Junk food is defined as food with empty calories—it provides fat, sugar and salt, without nutrition. These ranged from instant noodles, chips and Indian bhujia to the ubiquitous colas, chicken fries and burgers.
Labels on packages do not explain just how much of our daily salt, sugar or fat quota this “fun” food is taking up. We are not told that one packet of chips, devoured easily, supplies half of what we should take daily in terms of fat and salt; one bottle of cola has twice the daily added sugar allowance of adults and children.
It is not in the interest of food companies to advertise this. It is in our interest to know.
The companies are not just irresponsible through omission, but also through deliberate misrepresentation of facts about the quantity of trans fatty acids—trans fats in short—in their products.
Trans fats, formed during hydrogenation of oil, are linked to serious health problems.

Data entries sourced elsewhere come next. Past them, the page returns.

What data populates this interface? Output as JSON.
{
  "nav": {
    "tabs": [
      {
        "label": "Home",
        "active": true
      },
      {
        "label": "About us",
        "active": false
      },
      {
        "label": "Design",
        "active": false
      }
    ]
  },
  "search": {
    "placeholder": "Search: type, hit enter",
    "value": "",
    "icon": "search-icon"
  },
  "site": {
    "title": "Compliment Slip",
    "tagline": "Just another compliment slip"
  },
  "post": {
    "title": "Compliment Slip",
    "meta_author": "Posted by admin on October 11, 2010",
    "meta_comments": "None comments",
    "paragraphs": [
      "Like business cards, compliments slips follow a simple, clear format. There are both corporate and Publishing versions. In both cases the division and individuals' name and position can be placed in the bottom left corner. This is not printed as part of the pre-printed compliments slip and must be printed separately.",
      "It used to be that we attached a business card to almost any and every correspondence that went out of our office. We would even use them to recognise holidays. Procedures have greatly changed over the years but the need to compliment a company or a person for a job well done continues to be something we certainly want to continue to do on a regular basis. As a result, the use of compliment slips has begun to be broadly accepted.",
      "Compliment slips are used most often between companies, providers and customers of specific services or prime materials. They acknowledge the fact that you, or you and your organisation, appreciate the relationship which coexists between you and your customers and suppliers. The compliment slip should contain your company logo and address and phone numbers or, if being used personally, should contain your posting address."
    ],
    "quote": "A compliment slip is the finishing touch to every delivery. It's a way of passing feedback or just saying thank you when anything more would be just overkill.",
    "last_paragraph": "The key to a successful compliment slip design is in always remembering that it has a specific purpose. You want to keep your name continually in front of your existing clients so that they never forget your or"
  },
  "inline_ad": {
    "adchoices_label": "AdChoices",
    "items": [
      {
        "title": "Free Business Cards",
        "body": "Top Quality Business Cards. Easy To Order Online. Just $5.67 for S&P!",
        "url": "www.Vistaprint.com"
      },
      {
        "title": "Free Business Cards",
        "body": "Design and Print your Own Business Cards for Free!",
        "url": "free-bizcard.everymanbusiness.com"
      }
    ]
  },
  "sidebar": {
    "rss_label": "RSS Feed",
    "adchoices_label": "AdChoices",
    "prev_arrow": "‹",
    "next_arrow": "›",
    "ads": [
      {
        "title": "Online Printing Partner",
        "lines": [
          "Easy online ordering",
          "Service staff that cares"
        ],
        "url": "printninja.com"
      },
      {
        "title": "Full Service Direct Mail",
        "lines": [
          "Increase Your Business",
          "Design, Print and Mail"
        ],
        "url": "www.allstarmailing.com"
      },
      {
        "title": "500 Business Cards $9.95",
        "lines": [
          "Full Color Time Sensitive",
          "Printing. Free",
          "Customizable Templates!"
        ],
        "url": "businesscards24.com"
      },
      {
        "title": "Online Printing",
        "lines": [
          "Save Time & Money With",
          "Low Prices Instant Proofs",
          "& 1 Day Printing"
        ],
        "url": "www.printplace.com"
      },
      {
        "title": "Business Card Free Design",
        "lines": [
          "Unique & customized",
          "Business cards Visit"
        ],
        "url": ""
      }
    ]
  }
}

But the food-related laws in Pakistan do not require companies to declare the quantity of trans fat in their products.
Take the case of Pepsi. It went on an advertising spree, saying its potato chips were healthy because they did not have trans fat and were cooked in rice bran oil. Filmstar Saif Ali Khan was its brand ambassador in India, urging children and adults to eat without guilt and care. The chips were branded “snack-smart”, implying good. Then Pepsi decided that these chips were heavy on its pocket. So it changed the medium of cooking and removed the snack-smart logo and the declaration of zero-trans fat from the packets. But this time it did not launch an advertising campaign. Why should it?
The company added insult to injury. First, even what was claimed to be trans fat-free had 0.9 gm per 100 gm. Secondly, packets of chips manufactured in February 2012 had dangerously high trans fat levels of 3.7 gm per 100 gm—much more than what is allowed in daily diet. But under the weak food regulations they did not have to tell people what was in the packet. It is no surprise then that Pepsi, in its rebuttal said, “All products are fully compliant with regulations, including those on labeling.” Clearly, food companies are not in the business of food, but in the business of profit.
Question is why should one test junk food when it is already known to be bad? Two, why test only packaged food when all snacks are said to be equally bad?
Firstly, we do not know just how bad this food really is. We should know more because it is critical we take informed decisions about our health. Non-communicable diseases, from hypertension to cancer, are a global epidemic. Bad food and bad lifestyle are major causes of these diseases. Pakistanis are especially vulnerable when it comes to diabetes; as compared to Caucasians, they are genetically disposed to have more fat than muscle and have a greater propensity to put fat around the abdomen. They are also too poor to cope with the horrendous health costs of debilitating diseases like diabetes. Therefore, our food regulations have to be even more stringent in limiting quantities of salt, sugar and fat in food.
Secondly, regarding food other than junk it must be made clear that traditional and local diets are built on the principle of moderation and balance.